In the mid-asses, Milliner was attempting to build a unified brand, reduce production costs, and eliminate production lag time by introducing a new structure based on regional business groups. Milliner needed to change from Its previous decentralized business model because It would not keep up with a rapidly changing competitive marketenvironment. Success from competitors such as Nestle and Procter &: Gamble allowed Milliner to see their faults. Duplication in manufacturing, lack of scale economies, and overall high costs left Milliner behind its competition.

For example, with 17 different European operations it would take four to five years togged all 17 groups to launch/adopt a new product. This significant lag time left Milliner behind and struggling to develop any market share for its product. For these four to five years, competitors were rolling out different variations of these structure was a number of divisions focused on a different but specific category of products. These groups coordinated the activities of national subsidiaries to decrease costs and increase the speed of development, production, and implementation.

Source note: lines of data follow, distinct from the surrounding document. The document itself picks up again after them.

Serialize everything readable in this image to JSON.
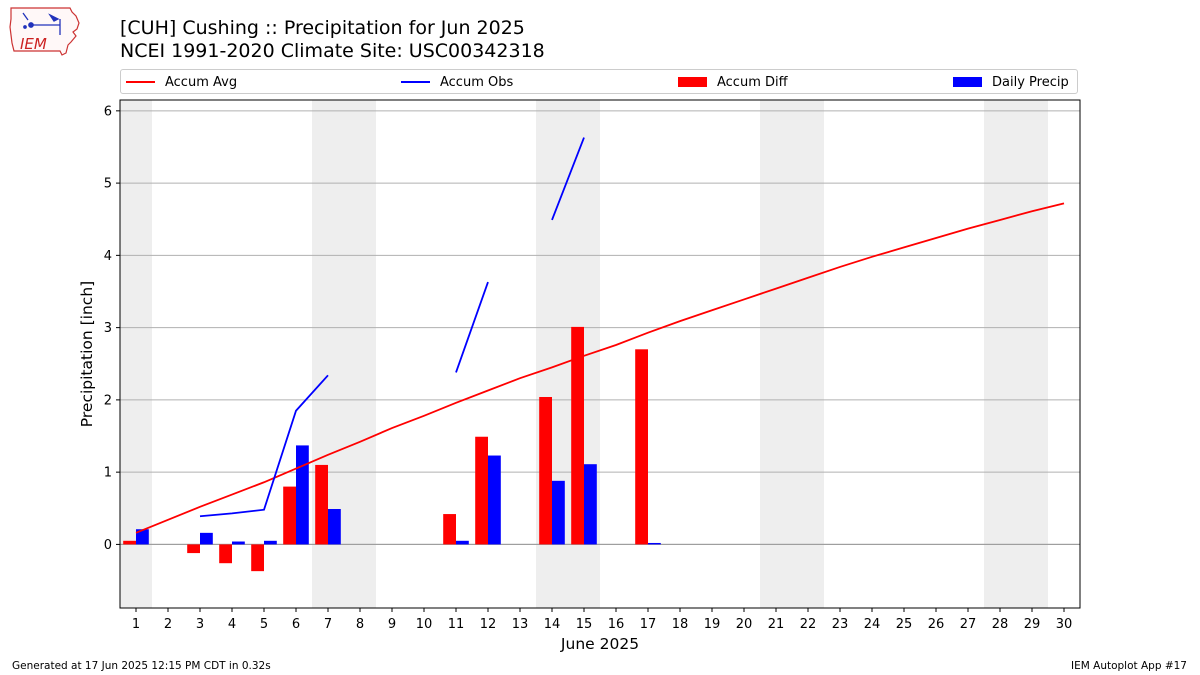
{
  "header": {
    "title_line1": "[CUH] Cushing :: Precipitation for Jun 2025",
    "title_line2": "NCEI 1991-2020 Climate Site: USC00342318"
  },
  "logo": {
    "text": "IEM",
    "icon": "iem-iowa-logo"
  },
  "footer": {
    "generated": "Generated at 17 Jun 2025 12:15 PM CDT in 0.32s",
    "app": "IEM Autoplot App #17"
  },
  "chart_data": {
    "type": "bar",
    "title": "[CUH] Cushing :: Precipitation for Jun 2025",
    "subtitle": "NCEI 1991-2020 Climate Site: USC00342318",
    "xlabel": "June 2025",
    "ylabel": "Precipitation [inch]",
    "x": [
      1,
      2,
      3,
      4,
      5,
      6,
      7,
      8,
      9,
      10,
      11,
      12,
      13,
      14,
      15,
      16,
      17,
      18,
      19,
      20,
      21,
      22,
      23,
      24,
      25,
      26,
      27,
      28,
      29,
      30
    ],
    "xlim": [
      0.5,
      30.5
    ],
    "ylim": [
      -0.88,
      6.15
    ],
    "yticks": [
      0,
      1,
      2,
      3,
      4,
      5,
      6
    ],
    "grid": "horizontal",
    "weekend_shading_days": [
      1,
      7,
      8,
      14,
      15,
      21,
      22,
      28,
      29
    ],
    "weekend_color": "#eeeeee",
    "legend": {
      "placement": "top, horizontal",
      "entries": [
        "Accum Avg",
        "Accum Obs",
        "Accum Diff",
        "Daily Precip"
      ]
    },
    "series": [
      {
        "name": "Accum Avg",
        "kind": "line",
        "color": "#ff0000",
        "values": [
          0.16,
          0.34,
          0.52,
          0.69,
          0.86,
          1.05,
          1.24,
          1.42,
          1.61,
          1.78,
          1.96,
          2.13,
          2.3,
          2.45,
          2.61,
          2.76,
          2.93,
          3.09,
          3.24,
          3.39,
          3.54,
          3.69,
          3.84,
          3.98,
          4.11,
          4.24,
          4.37,
          4.49,
          4.61,
          4.72
        ]
      },
      {
        "name": "Accum Obs",
        "kind": "line",
        "color": "#0000ff",
        "values": [
          null,
          null,
          0.39,
          0.43,
          0.48,
          1.85,
          2.34,
          null,
          null,
          null,
          2.38,
          3.63,
          null,
          4.49,
          5.63,
          null,
          null,
          null,
          null,
          null,
          null,
          null,
          null,
          null,
          null,
          null,
          null,
          null,
          null,
          null
        ]
      },
      {
        "name": "Accum Diff",
        "kind": "bar",
        "color": "#ff0000",
        "values": [
          0.05,
          null,
          -0.12,
          -0.26,
          -0.37,
          0.8,
          1.1,
          null,
          null,
          null,
          0.42,
          1.49,
          null,
          2.04,
          3.01,
          null,
          2.7,
          null,
          null,
          null,
          null,
          null,
          null,
          null,
          null,
          null,
          null,
          null,
          null,
          null
        ]
      },
      {
        "name": "Daily Precip",
        "kind": "bar",
        "color": "#0000ff",
        "values": [
          0.21,
          null,
          0.16,
          0.04,
          0.05,
          1.37,
          0.49,
          null,
          null,
          null,
          0.05,
          1.23,
          null,
          0.88,
          1.11,
          null,
          0.02,
          null,
          null,
          null,
          null,
          null,
          null,
          null,
          null,
          null,
          null,
          null,
          null,
          null
        ]
      }
    ]
  }
}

By doing so, individual subsidiary companies let go of autonomy to execute a unified Milliner strategy. One key aspect was the decrease in production costs. Jeans (2011) helps to expand our view on the total cost of production that Milliner was initially battling from 17 different groups. Total cost includes: setup cost for production, reordering and processing costs, quality costs from lack of quality and product defects, product shortage costs, material costs, and carrying costs Nonage, 2011). All of these costs, multiplied by 17, were hurting the bottom line for Milliner n Europe alone.

The new structure identified this and cut manufacturing from ten plants down to one or two. This eliminated the size of the many discussed costs and allowed product sizing and packaging to generate uniform brand recognition. The movement toward this business group model saw big gains, as an estimated $400 million was saved in the European detergent operations alone. REFERENCES: Jeans, A. (2011). Economic production order quantity and quality. International journal Of production Research, 49(6), 1753-1783. Don. 1080/00207540903555528

Although Milliner saw financial success in its business group structure, it still lagged behind its main competitors. This structure failed to answer all of Milliner’s issues by remaining to different organizational and too expansive in its product mix. To answer these issues, Milliner changed its model again toward a global structure. In some ways even with the business group structure, Milliner was still dealing with 17 different subsidiaries in Europe and various amounts in different countries around the world. There was no global division that stressed/organized similarity across the lobe.

From this, timing issues and brand reputation was unable to translate world- wide. Milliner acknowledged this fact by the early asses and developed two global product divisions: food and home ; personal care. These were developed to centralize their company and vision. The second issue was Milliner’s over extensive brands. With over 1, 600 different brands it was difficult and costly to be competitive in any one certain area. They needed to think about quality over quantity in order to focus efforts on developing, manufacturing, and marketing for their most profitable brands.